Отчетливо различая за спиной неотстающие шаги, Софья Дмитриевна обернулась:
– Впредь знайте: ни просить, ни давать прикурить у нас на улицах нельзя – это приводит к опозданиям служащих на работу.
Гражданин опешил. В его светлых глазах промелькнуло сомнение.
– Такого не может быть!
– Но ведь есть же!
– Я, видите ли, писатель, но на подобное у меня не хватило бы фантазии! А кто этот бдительный гражданин? Его фамилия не Шариков?
– Нет, это Лытнев, мой сосед по коммунальной квартире. А как ваша фамилия, товарищ писатель?
– Она пока неизвестна публике.
– Что ж, успехов вам.
Они раскланялись, как в той прошлой, невероятно счастливой жизни, и тело радостно вспомнило этот поклон. Неизвестный писатель показался Софье Дмитриевне очень обаятельным. Ещё несколько дней мимолётно вспоминала она его, однако приближавшаяся очередная «чистка учреждения» заставила её забыть о той случайной встрече.

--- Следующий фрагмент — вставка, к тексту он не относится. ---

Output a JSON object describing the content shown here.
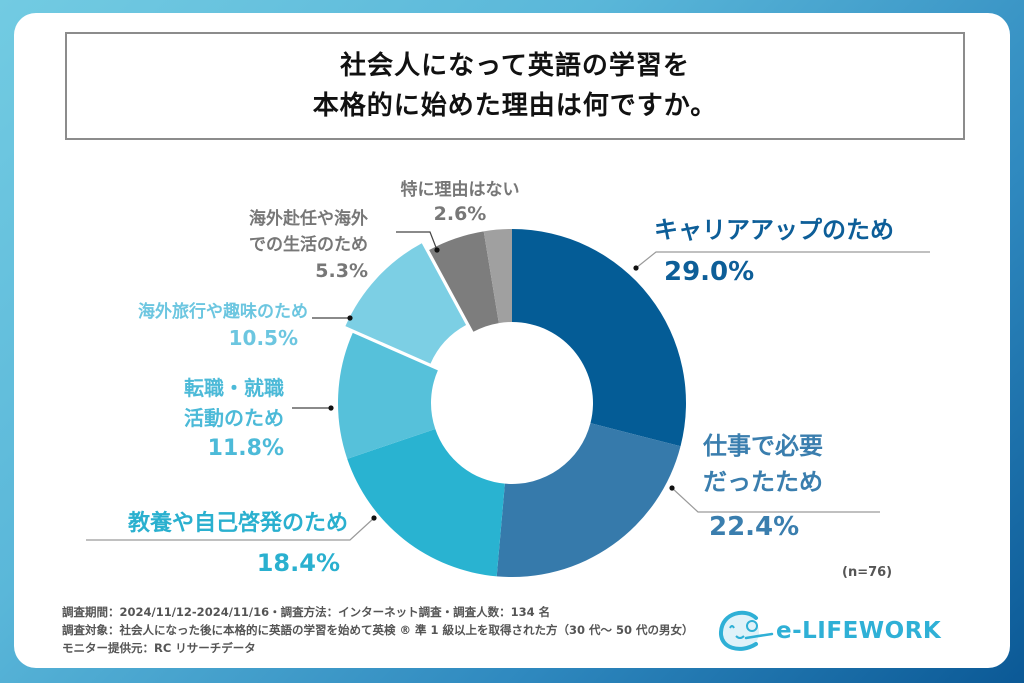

В отличие от Лытнева появление его супруги Капитолины Емельяновны было ничем не примечательно. Просто однажды возникла в квартире тихая женщина неопределённого возраста, глухо повязанная платком. Она носила чёрный плюшевый казакин и любила полузгать семечки на скамейке возле парадного. Ну, не отпускала её деревенская жизнь…
Вместе с Капитолиной приехал и её свекор – дед Ефим. Вот его-то вселение прошло шумно. Старик оказался яростно пьющим человеком. В дальнейшем прояснилось, что пьянствует он не регулярно и не так, чтобы часто – лишь по случаю пролетарских праздников и знаменательных текущих событий, из числа которых новоселье выпасть никак не могло.
Впервые увидав деда Ефима, Софья Дмитриевна подумала: надо же, как Евграф постарел за ночь? Внешнее сходство отца и сына поражало! По характеру же дед Ефим был покрепче сына и просто так от своего не отступался. Имелась у него, правда, одна тщательно скрываемая тайна, делавшая его уязвимым.
На третий день отмечаемого новоселья, точнее вечер, Софья Дмитриевна, перепуганная предпринятой накануне попыткой Ефима штурмовать её жилище, позвала к себе Глашу. Как и вчера, ровно в двадцать один час в коридоре послышались голоса:
– Справная барынька, в соку, – говорил дед Ефим. – Тебе, Евграшка, ни к чему – у тебя и так баба есть, а мне, вдовцу, в самый раз!
– Да ну её, батя, она и в глаза вцепиться может!
– Ничо! И не таких объезжали!
На этих словах Глаша резко открыла дверь.
– Ефим Лытнев?
– Точно так, – хлопнул глазами дед от неожиданности.
– Служили в 1919 году у Колчака?
Старик сглотнул, и его глазки в глубоких норках затаились, припогасли. Дед мучительно молчал, из чего становилось ясно, что вопрос правомочен.
– У вас есть право на явку с повинной, – с подталкивающей мягкостью объявила Глаша.
– Какая еще повинная? – начал приходить в себя дед Ефим. – Мы это… землю пахали…
– Ну да, после Колчака. Так же ведь?
Старик мотнул головой.
– Не-е, я за Советскую власть.
И желая усилить утверждение, добавил глупость:
– …сызмальства!
Глаша улыбнулась.
– Ещё раз подойдешь к этой двери – и окажешься в ОГПУ. Знаешь что это такое?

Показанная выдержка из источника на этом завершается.